Documentos RNE: Cambio demográfico en España

Lo peor es que no quieren parar. Impelidos por el deseo de escapar de la miseria, nuestros mayores votan para solucionar problemas de hace 50 años, alimentando los problemas de hoy. Son personajes doctos en las cosas prácticas y sencillas de la tierra, pero imposibilitados para el pensamiento elevado o el sentido estético por negárseles el recreo en su niñez, que a pesar de ello idealizan. Aman con el corazón a su familia y su patria («amarla y odiarla es la misma cosa»), pero son insensibles a cualquier otra cosa por la crudeza de su infancia. ¿Pueden estas personas dirigir el curso de un ente largoplacista como una nación? Rotundamente NO.

Y sin embargo, lo hacen. En España hay once millones y medio de votantes mayores de 60 años. Un 31,5% del total.
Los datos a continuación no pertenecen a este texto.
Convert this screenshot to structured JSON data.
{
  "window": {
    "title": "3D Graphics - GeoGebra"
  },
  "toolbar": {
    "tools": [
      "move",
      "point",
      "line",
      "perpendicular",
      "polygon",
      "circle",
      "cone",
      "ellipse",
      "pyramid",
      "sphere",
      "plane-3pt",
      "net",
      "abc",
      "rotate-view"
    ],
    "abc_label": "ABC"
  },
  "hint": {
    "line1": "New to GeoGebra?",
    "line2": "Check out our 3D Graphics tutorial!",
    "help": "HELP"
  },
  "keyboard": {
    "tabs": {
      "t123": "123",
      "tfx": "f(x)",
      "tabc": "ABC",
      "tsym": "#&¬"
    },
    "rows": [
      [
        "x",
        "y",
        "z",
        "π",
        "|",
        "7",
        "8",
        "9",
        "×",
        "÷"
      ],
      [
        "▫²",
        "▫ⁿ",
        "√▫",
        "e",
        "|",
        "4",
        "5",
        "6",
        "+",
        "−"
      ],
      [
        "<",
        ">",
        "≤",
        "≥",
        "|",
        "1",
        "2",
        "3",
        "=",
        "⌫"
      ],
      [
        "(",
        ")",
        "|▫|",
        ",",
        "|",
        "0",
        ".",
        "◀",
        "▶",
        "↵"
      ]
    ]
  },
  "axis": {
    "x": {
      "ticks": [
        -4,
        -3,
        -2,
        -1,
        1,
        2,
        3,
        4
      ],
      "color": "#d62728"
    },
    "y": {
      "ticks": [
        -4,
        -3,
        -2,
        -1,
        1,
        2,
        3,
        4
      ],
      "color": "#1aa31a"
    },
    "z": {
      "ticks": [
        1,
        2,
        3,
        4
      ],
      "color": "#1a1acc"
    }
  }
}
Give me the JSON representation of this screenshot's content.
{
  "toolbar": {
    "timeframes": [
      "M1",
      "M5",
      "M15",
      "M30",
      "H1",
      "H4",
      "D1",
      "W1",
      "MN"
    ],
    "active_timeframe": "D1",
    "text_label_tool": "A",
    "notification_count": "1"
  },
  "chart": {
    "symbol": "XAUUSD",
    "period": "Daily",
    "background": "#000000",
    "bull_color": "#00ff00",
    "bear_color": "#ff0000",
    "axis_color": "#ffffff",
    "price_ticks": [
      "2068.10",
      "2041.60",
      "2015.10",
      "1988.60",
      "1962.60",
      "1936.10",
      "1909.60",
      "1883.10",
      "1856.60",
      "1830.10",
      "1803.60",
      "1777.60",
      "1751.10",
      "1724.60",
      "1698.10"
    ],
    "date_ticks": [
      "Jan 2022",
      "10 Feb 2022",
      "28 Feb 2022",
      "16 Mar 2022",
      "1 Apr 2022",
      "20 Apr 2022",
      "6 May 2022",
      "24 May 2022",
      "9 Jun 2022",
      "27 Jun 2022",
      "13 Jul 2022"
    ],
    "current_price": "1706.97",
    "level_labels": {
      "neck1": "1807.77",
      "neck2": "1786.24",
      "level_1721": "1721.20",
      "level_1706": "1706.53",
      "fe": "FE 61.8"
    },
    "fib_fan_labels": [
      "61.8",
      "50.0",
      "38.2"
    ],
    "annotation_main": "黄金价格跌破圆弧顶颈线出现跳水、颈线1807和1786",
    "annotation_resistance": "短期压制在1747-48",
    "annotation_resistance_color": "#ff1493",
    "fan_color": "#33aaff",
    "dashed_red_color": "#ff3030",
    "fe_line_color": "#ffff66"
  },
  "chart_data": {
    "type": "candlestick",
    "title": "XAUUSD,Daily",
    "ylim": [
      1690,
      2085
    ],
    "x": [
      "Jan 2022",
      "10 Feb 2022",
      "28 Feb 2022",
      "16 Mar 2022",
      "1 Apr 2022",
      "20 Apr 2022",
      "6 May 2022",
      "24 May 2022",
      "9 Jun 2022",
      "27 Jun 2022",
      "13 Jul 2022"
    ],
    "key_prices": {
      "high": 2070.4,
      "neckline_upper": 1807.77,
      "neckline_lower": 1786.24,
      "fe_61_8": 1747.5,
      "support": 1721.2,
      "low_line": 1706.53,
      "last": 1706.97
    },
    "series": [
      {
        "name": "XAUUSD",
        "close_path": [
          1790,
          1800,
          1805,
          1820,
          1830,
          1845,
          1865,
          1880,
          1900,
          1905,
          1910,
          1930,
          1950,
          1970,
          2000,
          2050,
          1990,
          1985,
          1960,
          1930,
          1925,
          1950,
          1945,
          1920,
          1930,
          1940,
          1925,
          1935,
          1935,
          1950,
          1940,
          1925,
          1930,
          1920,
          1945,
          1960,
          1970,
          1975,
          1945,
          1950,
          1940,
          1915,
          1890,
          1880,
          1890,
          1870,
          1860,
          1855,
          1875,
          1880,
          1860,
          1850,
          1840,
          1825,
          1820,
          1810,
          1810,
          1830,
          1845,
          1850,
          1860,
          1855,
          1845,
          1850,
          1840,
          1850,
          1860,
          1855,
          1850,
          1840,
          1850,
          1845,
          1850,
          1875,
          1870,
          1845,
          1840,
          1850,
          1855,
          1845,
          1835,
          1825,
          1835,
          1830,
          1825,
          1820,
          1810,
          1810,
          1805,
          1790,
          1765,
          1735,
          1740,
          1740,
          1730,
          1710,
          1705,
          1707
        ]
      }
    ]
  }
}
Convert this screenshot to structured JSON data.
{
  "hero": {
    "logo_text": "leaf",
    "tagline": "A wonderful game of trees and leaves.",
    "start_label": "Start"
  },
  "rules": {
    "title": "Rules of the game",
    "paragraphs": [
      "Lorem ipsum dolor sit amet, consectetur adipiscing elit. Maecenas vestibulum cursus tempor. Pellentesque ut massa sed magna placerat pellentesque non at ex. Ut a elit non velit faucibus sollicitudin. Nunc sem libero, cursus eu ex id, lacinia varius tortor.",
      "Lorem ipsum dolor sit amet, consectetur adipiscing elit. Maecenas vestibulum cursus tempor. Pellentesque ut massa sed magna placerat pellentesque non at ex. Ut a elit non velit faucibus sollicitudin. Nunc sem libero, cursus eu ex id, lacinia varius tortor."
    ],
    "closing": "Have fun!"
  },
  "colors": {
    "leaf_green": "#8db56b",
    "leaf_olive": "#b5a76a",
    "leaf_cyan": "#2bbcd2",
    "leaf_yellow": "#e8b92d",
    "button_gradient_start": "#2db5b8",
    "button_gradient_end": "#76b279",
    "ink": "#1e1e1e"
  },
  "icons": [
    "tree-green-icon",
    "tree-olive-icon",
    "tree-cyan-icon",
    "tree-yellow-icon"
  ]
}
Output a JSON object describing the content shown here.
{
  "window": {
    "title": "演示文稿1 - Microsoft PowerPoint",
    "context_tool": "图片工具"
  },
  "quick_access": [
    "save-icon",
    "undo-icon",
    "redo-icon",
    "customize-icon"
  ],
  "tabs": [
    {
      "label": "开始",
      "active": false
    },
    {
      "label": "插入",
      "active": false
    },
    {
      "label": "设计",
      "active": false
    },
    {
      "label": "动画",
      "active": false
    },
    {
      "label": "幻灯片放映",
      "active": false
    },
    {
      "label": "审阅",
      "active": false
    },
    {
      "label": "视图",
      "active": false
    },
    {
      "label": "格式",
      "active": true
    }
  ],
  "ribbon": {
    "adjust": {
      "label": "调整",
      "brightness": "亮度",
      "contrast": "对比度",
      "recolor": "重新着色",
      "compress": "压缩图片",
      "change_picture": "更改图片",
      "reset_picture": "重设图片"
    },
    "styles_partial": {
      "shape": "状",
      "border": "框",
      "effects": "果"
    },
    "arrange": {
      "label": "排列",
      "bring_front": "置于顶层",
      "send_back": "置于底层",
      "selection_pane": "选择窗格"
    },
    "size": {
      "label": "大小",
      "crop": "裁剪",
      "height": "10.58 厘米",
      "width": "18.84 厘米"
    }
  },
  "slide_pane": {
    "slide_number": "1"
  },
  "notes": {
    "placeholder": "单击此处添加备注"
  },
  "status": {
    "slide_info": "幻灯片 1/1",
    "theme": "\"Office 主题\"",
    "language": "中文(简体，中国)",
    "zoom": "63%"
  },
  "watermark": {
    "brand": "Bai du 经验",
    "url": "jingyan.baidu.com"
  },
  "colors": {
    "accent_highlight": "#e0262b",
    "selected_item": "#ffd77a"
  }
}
En cambio, sólo el 14% de los votantes es menor de 30. Nuestra democracia les otorga alegremente el poder de elegir a los mayores, que ellos reparten entre quienes prometen estabilidades y ramones garcía en nochevieja. Corroen España desde el pasado y la guían por el fatídico camino del funcionariado y la pensión. Y no se piense que, por viejos, van a durar poco: el apogeo del “baby boom” en España fue en 1.966. Los que nacieron entonces tienen ahora 50 años. Tenemos gerontocracia para rato.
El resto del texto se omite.